Enfin, la troisième leçon concernait le tempérament et l'impact : ne jamais élever la voix. Il m'a appris que la voix la plus facile à entendre et à comprendre est celle qui est douce et mesurée. Dans un domaine très stressant comme la cybersécurité, cette leçon a été inestimable. Elle m'a appris que la vraie force en leadership ne vient pas du volume, mais de la clarté, du calme et de la fiabilité inébranlable qu'il incarnait. Ces trois principes sont le fondement de ma vie professionnelle.

"Ne prenez pas un emploi qui ne vous passionne pas"... Ce conseil est à peu près tout le jeu, car cette excitation initiale est la source de toute votre résilience par la suite. Il ne s'agit pas du facteur "cool" superficiel d'un produit ; il s'agit d'avoir une conviction profonde dans la mission de l'entreprise. Ce but devient votre ancre lorsque les choses tournent inévitablement mal. Lorsque vous faites face à une panne de système à 3 heures du matin ou à un projet complètement déraillé, la seule chose qui vous fait avancer est la certitude que vous vous battez pour quelque chose qui compte. Sans cette conviction fondamentale, la pression constante n'est qu'une corvée qui vous épuisera absolument.
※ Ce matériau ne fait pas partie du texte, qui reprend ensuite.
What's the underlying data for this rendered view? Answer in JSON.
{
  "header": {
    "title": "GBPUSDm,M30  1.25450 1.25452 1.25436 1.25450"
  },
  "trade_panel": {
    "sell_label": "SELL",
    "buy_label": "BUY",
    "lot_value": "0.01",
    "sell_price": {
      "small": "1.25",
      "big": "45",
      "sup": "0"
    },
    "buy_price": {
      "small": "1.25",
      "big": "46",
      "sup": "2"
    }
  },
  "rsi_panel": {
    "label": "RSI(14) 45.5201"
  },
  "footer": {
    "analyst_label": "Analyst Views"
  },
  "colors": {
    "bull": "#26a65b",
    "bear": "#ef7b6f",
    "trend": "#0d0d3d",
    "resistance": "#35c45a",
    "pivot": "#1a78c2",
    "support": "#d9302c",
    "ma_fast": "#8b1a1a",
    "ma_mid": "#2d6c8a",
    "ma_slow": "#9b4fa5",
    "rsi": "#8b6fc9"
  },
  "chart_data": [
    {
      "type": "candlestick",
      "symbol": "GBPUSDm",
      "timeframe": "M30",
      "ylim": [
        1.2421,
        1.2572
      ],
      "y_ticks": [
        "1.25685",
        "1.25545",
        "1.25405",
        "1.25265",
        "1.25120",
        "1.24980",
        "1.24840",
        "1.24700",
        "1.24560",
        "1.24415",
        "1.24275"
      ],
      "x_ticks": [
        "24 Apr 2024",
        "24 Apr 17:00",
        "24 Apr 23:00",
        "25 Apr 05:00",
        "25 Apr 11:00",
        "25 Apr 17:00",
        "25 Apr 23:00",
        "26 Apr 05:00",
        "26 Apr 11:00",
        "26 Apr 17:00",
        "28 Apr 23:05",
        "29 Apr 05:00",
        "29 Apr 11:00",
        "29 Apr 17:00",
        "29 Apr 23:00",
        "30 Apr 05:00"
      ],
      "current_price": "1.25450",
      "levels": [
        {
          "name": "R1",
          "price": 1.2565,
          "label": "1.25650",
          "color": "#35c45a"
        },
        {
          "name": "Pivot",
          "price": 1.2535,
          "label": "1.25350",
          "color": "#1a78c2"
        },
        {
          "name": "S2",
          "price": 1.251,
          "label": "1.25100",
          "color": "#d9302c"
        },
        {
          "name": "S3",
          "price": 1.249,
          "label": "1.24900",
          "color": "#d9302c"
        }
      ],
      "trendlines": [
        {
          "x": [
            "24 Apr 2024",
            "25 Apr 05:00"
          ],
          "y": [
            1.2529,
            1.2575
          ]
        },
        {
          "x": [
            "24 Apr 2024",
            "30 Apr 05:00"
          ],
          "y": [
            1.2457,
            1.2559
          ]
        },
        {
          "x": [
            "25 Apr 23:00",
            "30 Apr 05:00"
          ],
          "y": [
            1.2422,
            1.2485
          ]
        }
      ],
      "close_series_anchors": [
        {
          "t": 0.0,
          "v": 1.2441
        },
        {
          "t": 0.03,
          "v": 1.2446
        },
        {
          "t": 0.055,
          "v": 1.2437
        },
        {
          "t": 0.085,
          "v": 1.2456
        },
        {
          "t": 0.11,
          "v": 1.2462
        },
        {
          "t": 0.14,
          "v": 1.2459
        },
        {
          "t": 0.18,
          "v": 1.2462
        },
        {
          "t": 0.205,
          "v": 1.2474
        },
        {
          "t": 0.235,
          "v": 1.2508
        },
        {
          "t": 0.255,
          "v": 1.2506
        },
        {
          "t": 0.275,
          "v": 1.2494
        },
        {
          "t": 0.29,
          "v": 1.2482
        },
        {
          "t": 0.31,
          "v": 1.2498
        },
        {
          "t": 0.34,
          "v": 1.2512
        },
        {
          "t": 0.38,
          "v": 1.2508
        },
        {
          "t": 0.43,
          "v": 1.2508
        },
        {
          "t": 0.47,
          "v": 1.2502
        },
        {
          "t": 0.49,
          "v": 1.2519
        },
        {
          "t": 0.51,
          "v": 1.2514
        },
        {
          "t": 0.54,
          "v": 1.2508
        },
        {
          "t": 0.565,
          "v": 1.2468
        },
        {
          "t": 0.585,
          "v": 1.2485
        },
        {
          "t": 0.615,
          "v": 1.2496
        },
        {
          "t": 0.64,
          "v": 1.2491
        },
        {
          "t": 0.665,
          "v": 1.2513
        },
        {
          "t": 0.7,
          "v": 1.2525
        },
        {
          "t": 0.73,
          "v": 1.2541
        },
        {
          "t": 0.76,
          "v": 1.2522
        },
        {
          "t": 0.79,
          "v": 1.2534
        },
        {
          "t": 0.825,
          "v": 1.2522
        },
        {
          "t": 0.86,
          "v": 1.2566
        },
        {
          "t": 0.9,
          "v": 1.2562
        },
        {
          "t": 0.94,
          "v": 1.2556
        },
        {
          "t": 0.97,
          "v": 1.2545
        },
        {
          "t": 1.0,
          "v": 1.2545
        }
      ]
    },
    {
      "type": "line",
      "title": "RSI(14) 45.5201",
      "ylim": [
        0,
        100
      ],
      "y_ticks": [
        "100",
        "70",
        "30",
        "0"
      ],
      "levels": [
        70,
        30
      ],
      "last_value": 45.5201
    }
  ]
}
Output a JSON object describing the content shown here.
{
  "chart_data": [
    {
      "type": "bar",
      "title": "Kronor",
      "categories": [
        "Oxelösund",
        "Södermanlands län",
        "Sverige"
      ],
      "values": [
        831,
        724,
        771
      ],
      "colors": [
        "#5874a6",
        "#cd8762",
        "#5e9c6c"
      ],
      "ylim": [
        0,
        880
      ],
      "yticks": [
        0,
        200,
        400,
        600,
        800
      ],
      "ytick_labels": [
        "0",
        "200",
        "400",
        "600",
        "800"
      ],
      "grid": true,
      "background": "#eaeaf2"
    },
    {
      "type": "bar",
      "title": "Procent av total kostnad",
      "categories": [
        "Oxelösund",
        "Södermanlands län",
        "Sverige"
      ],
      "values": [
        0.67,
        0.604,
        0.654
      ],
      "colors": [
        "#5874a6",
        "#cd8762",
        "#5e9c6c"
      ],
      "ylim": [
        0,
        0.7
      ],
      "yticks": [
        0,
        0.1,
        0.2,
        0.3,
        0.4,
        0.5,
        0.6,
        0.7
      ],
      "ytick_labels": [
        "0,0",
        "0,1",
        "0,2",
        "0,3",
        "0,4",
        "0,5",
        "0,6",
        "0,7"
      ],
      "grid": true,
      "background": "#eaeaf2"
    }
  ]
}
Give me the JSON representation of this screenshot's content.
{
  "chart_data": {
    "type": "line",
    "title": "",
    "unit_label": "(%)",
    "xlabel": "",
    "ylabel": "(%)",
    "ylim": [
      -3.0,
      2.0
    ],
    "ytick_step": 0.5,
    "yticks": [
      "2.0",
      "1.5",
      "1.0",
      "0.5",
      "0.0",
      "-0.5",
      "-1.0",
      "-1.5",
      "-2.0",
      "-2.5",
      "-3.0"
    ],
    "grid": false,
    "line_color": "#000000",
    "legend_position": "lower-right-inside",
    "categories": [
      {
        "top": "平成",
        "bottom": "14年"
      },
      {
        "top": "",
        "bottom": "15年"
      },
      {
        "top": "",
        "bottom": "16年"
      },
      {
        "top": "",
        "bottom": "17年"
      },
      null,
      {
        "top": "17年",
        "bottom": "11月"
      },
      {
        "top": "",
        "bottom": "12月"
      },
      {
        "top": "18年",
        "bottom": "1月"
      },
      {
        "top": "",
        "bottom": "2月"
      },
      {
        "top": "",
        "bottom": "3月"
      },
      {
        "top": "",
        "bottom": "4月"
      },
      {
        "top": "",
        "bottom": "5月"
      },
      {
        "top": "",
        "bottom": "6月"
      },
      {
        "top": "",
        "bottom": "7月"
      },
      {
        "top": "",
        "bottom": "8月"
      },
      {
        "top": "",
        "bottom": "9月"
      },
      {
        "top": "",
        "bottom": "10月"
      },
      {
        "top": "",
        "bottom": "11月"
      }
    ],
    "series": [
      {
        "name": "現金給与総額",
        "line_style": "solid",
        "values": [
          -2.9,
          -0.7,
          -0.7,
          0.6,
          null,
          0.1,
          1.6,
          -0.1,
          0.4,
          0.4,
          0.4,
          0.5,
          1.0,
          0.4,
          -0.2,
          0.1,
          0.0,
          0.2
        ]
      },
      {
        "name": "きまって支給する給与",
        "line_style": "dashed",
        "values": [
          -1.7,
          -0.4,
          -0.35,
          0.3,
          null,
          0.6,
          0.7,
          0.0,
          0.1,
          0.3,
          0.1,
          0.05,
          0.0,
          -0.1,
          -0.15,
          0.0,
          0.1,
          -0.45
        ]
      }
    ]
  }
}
Ma technique de résolution de problèmes préférée est toujours de « factoriser le problème ». L'idée principale est de prendre un problème vaste, complexe et souvent accablant et de le décomposer en composants les plus atomiques et résolubles possibles. En refusant de s'attaquer au grand problème et en se concentrant plutôt sur les plus petits sous-problèmes possibles, on peut progresser régulièrement, isoler les points de défaillance et prendre de l'élan vers une solution complète. Cela transforme un défi intimidant en une liste de contrôle gérable.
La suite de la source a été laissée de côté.